Calculus I. - NMXAN1EBNF

Academic year/semester: 2024/25/2

ECTS Credits: 4

Available for: All OU students

Lecture hours: 2
Seminarium:2
Practice: 0
Laboratory: 0
Consultation: 0

Prerequisites: -

Course Leader: Dr. Vajda István

Faculty: John von Neumann Faculty of Informatics, 1034 Budapest, Bécsi út 96/b

Course Description:
Goal: The aim of the course is to develop students’ conceptualization and problem-solving abilities through the acquisition of the basic concepts of univariate mathematical analysis; as well as an introduction to the use of the Matlab program.
Course description: Convergence of series, continuity, and limit of functions. Differential calculus of univariate functions, derivation rules, applications, function analysis. Indefinite and
definite integral. Symbolic and numerical integration techniques, applications.

Competences:
-

Topics:
1. The concept of sequence of numbers. Monotonicity boundedness, convergence.
2. Limits and operations. Some often used types of sequences. Cauchy’s criteria.
3. Series of numbers and their convergence. Geometric and telescoping series.
4. Series with only positive terms. Alternating series.
5. Differentiability of functions, derivatives. Rules of differentiation.
6. Higher order derivatives. Derivatives of elementary functions.
7. Tangent of a curve. Osculation of curves, angle of curves. L’Hôpital’s rule. Rolle’s
theorem, mean value theorem.
8. Examining monotonicity, extrema, concavity, ... with derivatives.
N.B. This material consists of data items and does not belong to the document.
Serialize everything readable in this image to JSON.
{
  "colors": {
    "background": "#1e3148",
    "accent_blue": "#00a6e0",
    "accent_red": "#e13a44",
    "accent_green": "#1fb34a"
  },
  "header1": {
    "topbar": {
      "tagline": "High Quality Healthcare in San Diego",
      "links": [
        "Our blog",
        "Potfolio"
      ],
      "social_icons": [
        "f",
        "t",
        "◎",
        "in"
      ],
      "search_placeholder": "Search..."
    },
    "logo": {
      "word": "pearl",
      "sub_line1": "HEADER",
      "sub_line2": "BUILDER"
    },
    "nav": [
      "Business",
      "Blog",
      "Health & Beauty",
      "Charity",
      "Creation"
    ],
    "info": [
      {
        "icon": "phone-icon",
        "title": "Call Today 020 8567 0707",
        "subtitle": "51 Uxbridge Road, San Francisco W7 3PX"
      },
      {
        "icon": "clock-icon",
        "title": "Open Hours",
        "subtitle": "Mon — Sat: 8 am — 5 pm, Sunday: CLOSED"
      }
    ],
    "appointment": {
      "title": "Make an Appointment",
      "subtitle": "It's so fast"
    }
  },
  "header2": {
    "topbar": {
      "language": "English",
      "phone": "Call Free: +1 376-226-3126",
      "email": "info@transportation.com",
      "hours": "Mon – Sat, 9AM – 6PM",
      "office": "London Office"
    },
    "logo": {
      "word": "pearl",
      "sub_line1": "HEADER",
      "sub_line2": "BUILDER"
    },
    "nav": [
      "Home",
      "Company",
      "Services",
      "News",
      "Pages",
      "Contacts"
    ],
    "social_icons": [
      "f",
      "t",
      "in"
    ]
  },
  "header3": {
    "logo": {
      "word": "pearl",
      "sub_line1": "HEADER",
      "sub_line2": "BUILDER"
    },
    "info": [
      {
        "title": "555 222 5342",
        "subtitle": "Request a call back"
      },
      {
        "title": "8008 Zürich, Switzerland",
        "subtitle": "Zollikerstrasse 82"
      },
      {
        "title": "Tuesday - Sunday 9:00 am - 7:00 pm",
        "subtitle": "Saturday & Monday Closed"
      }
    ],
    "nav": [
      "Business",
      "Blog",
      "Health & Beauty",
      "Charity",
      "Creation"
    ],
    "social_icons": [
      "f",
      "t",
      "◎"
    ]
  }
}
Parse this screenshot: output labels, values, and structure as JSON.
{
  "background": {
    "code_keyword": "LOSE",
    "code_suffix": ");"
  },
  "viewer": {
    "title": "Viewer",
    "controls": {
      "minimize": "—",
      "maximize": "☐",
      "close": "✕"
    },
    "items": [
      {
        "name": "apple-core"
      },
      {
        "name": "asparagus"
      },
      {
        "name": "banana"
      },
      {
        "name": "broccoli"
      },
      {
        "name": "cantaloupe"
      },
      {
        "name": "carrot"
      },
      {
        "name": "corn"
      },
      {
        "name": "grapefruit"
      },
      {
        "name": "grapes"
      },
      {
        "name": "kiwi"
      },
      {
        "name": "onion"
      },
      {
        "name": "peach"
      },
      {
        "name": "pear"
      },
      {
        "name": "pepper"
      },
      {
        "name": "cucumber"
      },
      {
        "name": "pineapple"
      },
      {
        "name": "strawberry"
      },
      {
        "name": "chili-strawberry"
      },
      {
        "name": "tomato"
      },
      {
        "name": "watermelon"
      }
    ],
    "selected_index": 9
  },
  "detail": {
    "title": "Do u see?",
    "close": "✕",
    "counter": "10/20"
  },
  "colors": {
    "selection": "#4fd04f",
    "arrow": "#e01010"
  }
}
Analysing
functions.
9. The Riemann integral. Properties of integrals. Integral function.
10. Antiderivatives and indefinite integrals. Technics of integration.
11. Integration by parts, integration with substitution.
12. Integration of elementary functions. Numeric methods of integration.
13. Applications of integrals.
14. Improper integrals.

Assessment: Signature: It can be achieved 50-50 points at most on midterm test. (100 points altogether) Students can get their signature only if all the following conditions are fulfilled: They attend the lessons regularly (see study-and-examination-regulations-of-obuda-university.pdf). They don’t fail to hand in both midterm tests. The results of the midterm test are at least 30% (15 points) in both cases. Students achieve at least 50% (50 points) on the two tests altogether. The test are written in a classroom under the supervision of the teachers. They contain a theoretic part and a practical. To get a signature students absence can be no more than 30% of the lessons, and they need to obtain at least 50% of the points accessible on the midterm test. Without a signature students can not register for the exam. Students have to sit a written exam, which has a theoretic part and a practical. They can get at most 30 points for the theoretic part, 40 points for the practical. They need at least 50% on both part to pass the exam. If they fulfilled these conditions, we add to their achieved points 30% of the points they achieved on the midterm test, i.e., they can have at most 100 points. The grade of the exam is decided as the table shows: 0-49%: failed (1) 50-61%: satisfactory (2) 62-73%: average (3) 74-85%: good (4) 86-100%: excellent (5) If only online exams will be allowed, then there will be a written and an oral part of the exam managing through Moodle and Teams. Only those students can take the oral part, who achieved at least 50% percent on the written part. To get a passing grade you have to pass both the written and the oral part. More details will be announced, if its necessary.

Exam Types:

Mid Term Exam

Final Exam

Compulsory bibliography: J.J. Hass, M. D. Weir, G.B. Thomas: University Calculus Early Transcendentals, Addison-Wesley, 2007.

Recommended bibliography: Course materials in the Moodle system. (https://elearning.uni-obuda.hu/)

Additional bibliography: -

Additional Information: Students have to sit a written exam, which has a theoretic part and a practical. They can get at most 30 points for the theoretic part, 40 points for the practical. They need at least 50% on both part to pass the exam. If they fulfilled these conditions, we add to their achieved points 30% of the points they achieved on the midterm test, i.e., they can have at most 100 points. The grade of the exam is decided as the table shows: 0-49%: failed (1). 50-61%: satisfactory (2) 62-73%: average (3) 74-85%: good (4) 86-100%: excellent (5) Students may retake only one of the midterm tests, namely the one with less points, or they can write a missing one on the 14th week. In the exam period there is a signature retake exam as well, however it can be written by only those, who have written both of their tests till the end of the last education week. On the signature retake exam there will be questions from the whole material of the semester.